Said Arthur Stamoulis, the executive director of Citizens Trade Campaign, the draft texts “clearly contain proposals designed to give transnational corporations special rights that go far beyond those possessed by domestic businesses and American citizens.”
In addition, TPP countries have not yet agreed on a set of obligations for corporations to meet in regard to health, labor or environmental standards.
Guarding intellectual property claims
The proposals have been accused as well of being excessively restrictive on copyrights and patents, in effect protecting pharmaceutical companies.
As British journalist Dean Baker explained in the Guardian, the stronger patent rules establish “a government-granted monopoly, often as long as 14 years, that prohibits generic competitors from entering a market based on another company’s test results that show a drug to be safe and effective.”
These laws are actually “the opposite of free trade,” since they “involve increased government intervention in the market” and “restrict competition and lead to higher prices for consumers,” he added.
Several congressmen, including Sen. Bernard Sanders and Reps Henry Waxman, Sander M. Levin, John Conyers, Jim McDermott, John Lewis, Pete Stark, Charles B. Rangel and Lloyd Doggett have expressed concerns about the effect the TPP requirements would have on access to affordable medicine in the developing world.
Generic drug manufacturers in countries like Vietnam and Malaysia would suffer. So would sales of larger generic makers in the U.S., Canada and Australia, which provide much of the global low-cost drug supply.

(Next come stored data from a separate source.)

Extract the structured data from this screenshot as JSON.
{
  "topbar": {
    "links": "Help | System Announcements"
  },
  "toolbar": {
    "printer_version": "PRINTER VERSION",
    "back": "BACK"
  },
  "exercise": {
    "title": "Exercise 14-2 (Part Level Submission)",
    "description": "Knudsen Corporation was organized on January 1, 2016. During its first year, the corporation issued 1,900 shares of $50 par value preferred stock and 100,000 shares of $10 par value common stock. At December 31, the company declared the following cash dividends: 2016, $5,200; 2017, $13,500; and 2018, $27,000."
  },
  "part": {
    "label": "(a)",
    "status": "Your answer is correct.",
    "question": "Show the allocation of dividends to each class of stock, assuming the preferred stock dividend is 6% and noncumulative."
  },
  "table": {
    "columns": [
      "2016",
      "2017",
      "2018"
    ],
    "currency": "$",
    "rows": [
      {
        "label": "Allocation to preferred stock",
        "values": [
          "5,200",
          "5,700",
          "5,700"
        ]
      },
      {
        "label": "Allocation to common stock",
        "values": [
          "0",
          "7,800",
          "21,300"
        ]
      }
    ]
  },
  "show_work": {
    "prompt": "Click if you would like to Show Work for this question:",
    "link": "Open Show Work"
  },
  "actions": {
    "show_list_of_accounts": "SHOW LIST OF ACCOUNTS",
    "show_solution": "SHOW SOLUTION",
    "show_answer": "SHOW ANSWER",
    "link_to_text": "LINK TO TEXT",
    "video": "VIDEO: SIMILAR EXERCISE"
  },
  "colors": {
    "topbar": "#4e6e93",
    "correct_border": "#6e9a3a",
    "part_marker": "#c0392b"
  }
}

As Waxman noted, “In many parts of the world, access to generic drugs means the difference between life and death.”
According to a spokesperson for Doctors Without Borders, “Bush was better than Obama on this.”
Cloaked in secrecy
In May, a group of 30 law professors called on Kirk to reverse the “dialing back” of stakeholder participation and make negotiating texts public.

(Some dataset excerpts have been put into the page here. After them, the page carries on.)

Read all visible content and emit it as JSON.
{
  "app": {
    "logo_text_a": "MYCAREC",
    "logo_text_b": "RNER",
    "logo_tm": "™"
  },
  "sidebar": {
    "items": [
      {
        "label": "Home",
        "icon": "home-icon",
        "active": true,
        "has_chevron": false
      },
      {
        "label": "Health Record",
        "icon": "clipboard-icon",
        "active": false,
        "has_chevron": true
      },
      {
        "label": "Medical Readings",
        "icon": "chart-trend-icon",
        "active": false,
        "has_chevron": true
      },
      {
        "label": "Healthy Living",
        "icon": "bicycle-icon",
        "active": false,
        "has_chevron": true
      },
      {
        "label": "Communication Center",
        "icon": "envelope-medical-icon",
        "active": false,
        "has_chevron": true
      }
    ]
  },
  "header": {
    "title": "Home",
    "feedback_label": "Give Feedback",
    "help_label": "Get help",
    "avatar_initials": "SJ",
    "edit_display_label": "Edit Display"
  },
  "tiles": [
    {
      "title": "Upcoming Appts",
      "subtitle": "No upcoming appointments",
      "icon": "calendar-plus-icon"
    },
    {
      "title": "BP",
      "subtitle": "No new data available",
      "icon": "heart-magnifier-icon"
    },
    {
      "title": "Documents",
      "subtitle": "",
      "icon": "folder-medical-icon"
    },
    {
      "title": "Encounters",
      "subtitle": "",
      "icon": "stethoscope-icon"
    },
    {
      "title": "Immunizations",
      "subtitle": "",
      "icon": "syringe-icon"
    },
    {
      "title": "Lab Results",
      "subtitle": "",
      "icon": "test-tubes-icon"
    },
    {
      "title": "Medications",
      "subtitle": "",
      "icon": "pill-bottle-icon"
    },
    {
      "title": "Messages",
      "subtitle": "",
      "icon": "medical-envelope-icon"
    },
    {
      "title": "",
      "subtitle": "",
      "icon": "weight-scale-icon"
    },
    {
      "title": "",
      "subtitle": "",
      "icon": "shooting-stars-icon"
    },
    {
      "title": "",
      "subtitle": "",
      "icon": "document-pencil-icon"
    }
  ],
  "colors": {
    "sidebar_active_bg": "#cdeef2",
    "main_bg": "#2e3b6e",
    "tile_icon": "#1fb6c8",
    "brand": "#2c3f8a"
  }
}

They claimed that the negotiations excluded interested parties such as “consumers, libraries, students, health advocacy or patient groups, or others users of intellectual property” and that it only offered “minimal representation of other affected businesses, such as generic drug manufacturers or Internet service providers.”

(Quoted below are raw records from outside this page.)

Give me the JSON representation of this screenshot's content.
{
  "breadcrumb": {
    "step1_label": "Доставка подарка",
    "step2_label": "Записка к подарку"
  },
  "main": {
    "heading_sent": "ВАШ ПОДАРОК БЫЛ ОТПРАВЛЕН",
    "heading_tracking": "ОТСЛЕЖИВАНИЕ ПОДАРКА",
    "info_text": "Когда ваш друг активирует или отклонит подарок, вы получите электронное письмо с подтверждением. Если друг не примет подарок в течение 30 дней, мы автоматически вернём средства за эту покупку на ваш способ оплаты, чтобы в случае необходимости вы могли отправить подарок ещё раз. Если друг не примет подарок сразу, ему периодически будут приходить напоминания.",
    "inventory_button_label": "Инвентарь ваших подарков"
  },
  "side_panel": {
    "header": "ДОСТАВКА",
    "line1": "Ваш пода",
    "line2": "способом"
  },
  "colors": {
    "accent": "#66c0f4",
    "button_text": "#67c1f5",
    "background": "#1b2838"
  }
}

Kirk initially responded that he was “strongly offended by the assertion that our process has been non-transparent and lacked public participation” and that it was actually far more transparent than the negotiations for previous free trade agreements.
The group responded that free-trade agreement negotiations, notorious for their secrecy, are “the wrong standard for assessing the legitimacy of the TPP negotiations.”
It also accused Kirk of sidestepping the issue of transparency, and pointed out that transparency is less about the degree of public input, and more about “the flow of information the other way — information about the workings of government being visible to the people it is supposed to represent.”
On May 23, Sen. Ron Wyden introduced legislation that would require the Office of the U.S. Trade Representative (USTR) to disclose its TPP documents to all members of Congress.
He said the bill clarifies the intent of a 2002 legislation that was supposed to increase Congressional access to information about what the USTR is doing but which is being incorrectly interpreted by the agency as justification to limit such access.
Meanwhile, a 15th round of negotiations is scheduled to take place Dec. 3-11 in Auckland.
Congress must still vote to approve it but would most likely have to do so under a “Fast Track” provision that prohibits any amendments and limits debate.